He had sent his horse back to Ritzen the previous day in the care of a man he knew, so that both their animals would be waiting for them.
“Do you want to get back?” said Burke.
“Oh, yes—yes! Anything is better than this.” She spoke rapidly, almost passionately. “Let us go! Do let us go!”
“Very well,” said Burke. “If you wish it.”
He paused at the door of the office a few minutes later, when they descended, to tell the girl there that they were leaving at noon.
She looked up at him sharply as he stood looking in. “Heard the latest?” she asked.
“What is the latest?” questioned Burke.
“That dirty dog you thrashed last night—Kieff; he’s dead,” she told him briefly. “Killed himself with an overdose of opium, died at Hoffstein’s early this morning.” She glanced beyond him at Sylvia who stood behind. “And a good job, too,” she said vindictively. “He’s ruined more people in this town than I’d like to be responsible for—the filthy parasite. He was the curse of the place.”
Burke turned with a movement that was very deliberate. He also looked at Sylvia. For a long moment they stood so, in the man’s eyes a growing hardness, in the woman’s a horror undisguised. Then, with a very curious smile, Burke put his hand through his wife’s arm and turned her towards the room where breakfast awaited them.
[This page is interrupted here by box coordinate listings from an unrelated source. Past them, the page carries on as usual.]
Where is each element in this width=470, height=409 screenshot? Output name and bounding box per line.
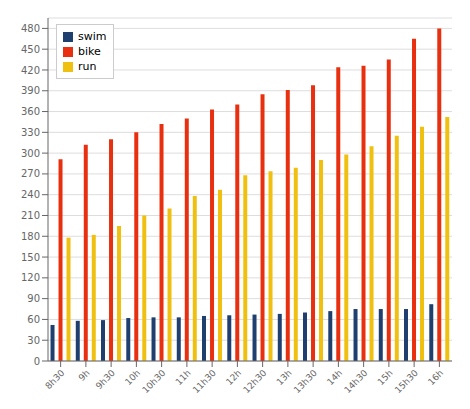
svg-text:15h: 15h bbox=[376, 368, 395, 387]
svg-text:180: 180 bbox=[21, 231, 40, 242]
svg-text:90: 90 bbox=[27, 293, 40, 304]
svg-text:150: 150 bbox=[21, 252, 40, 263]
html-text:swim: swim bbox=[78, 30, 107, 43]
svg-text:12h30: 12h30 bbox=[241, 368, 268, 395]
svg-text:8h30: 8h30 bbox=[43, 368, 66, 391]
svg-text:240: 240 bbox=[21, 189, 40, 200]
svg-text:15h30: 15h30 bbox=[393, 368, 420, 395]
svg-text:120: 120 bbox=[21, 272, 40, 283]
svg-text:330: 330 bbox=[21, 127, 40, 138]
svg-text:0: 0 bbox=[34, 356, 40, 367]
svg-text:10h30: 10h30 bbox=[140, 368, 167, 395]
svg-text:60: 60 bbox=[27, 314, 40, 325]
svg-text:390: 390 bbox=[21, 85, 40, 96]
svg-text:9h30: 9h30 bbox=[94, 368, 117, 391]
svg-text:11h30: 11h30 bbox=[191, 368, 218, 395]
svg-text:16h: 16h bbox=[426, 368, 445, 387]
svg-text:270: 270 bbox=[21, 168, 40, 179]
svg-text:12h: 12h bbox=[224, 368, 243, 387]
svg-text:210: 210 bbox=[21, 210, 40, 221]
svg-text:450: 450 bbox=[21, 44, 40, 55]
svg-text:360: 360 bbox=[21, 106, 40, 117]
html-text:bike: bike bbox=[78, 45, 101, 58]
svg-text:13h: 13h bbox=[275, 368, 294, 387]
html-text:run: run bbox=[78, 60, 97, 73]
svg-text:480: 480 bbox=[21, 23, 40, 34]
svg-text:300: 300 bbox=[21, 148, 40, 159]
svg-text:420: 420 bbox=[21, 65, 40, 76]
svg-text:14h: 14h bbox=[325, 368, 344, 387]
svg-text:14h30: 14h30 bbox=[342, 368, 369, 395]
svg-text:30: 30 bbox=[27, 335, 40, 346]
svg-text:9h: 9h bbox=[77, 368, 92, 383]
svg-text:13h30: 13h30 bbox=[292, 368, 319, 395]
svg-text:11h: 11h bbox=[174, 368, 193, 387]
svg-text:10h: 10h bbox=[123, 368, 142, 387]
“Come and have something to eat, partner!” he said, his voice very level and emotionless.
She went with him without a word; but her whole being throbbed and quivered under his touch as if it were torture to her. Stark and hideous, the evil thing reared itself in her path, and there was no turning aside. She saw him, as she had seen him on the night of her arrival, as she had seen him the night after, as she believed that she would always see him for the rest of her life. And the eyes that looked into hers—those eyes that had held her, dominated her, charmed her—were the eyes of a murderer. Go where she would, there could be no escape for her for ever. The evil thing had her enchained.
CHAPTER V
THE LAND OF BLASTED HOPES
They were still at breakfast when Kelly came dashing in full of the news of the death of Kieff. No one knew whether it had been accidental or intentional, but he spoke—as the girl in the office had spoken—as if a curse had been lifted from the town. And Sylvia sat at the table and listened, feeling as if her heart had been turned to ice. The man had died by his own hand, but she could not shake from her the feeling that she and Burke had been the cause of his death.
She saw Kelly for a few minutes alone when the meal was over, and whispered her thanks to him for what he had done with regard to Guy. He would scarcely listen to her, declaring it had been a pleasure to serve her, that it had been the easiest thing in the world, and that now it was done she must not worry any more.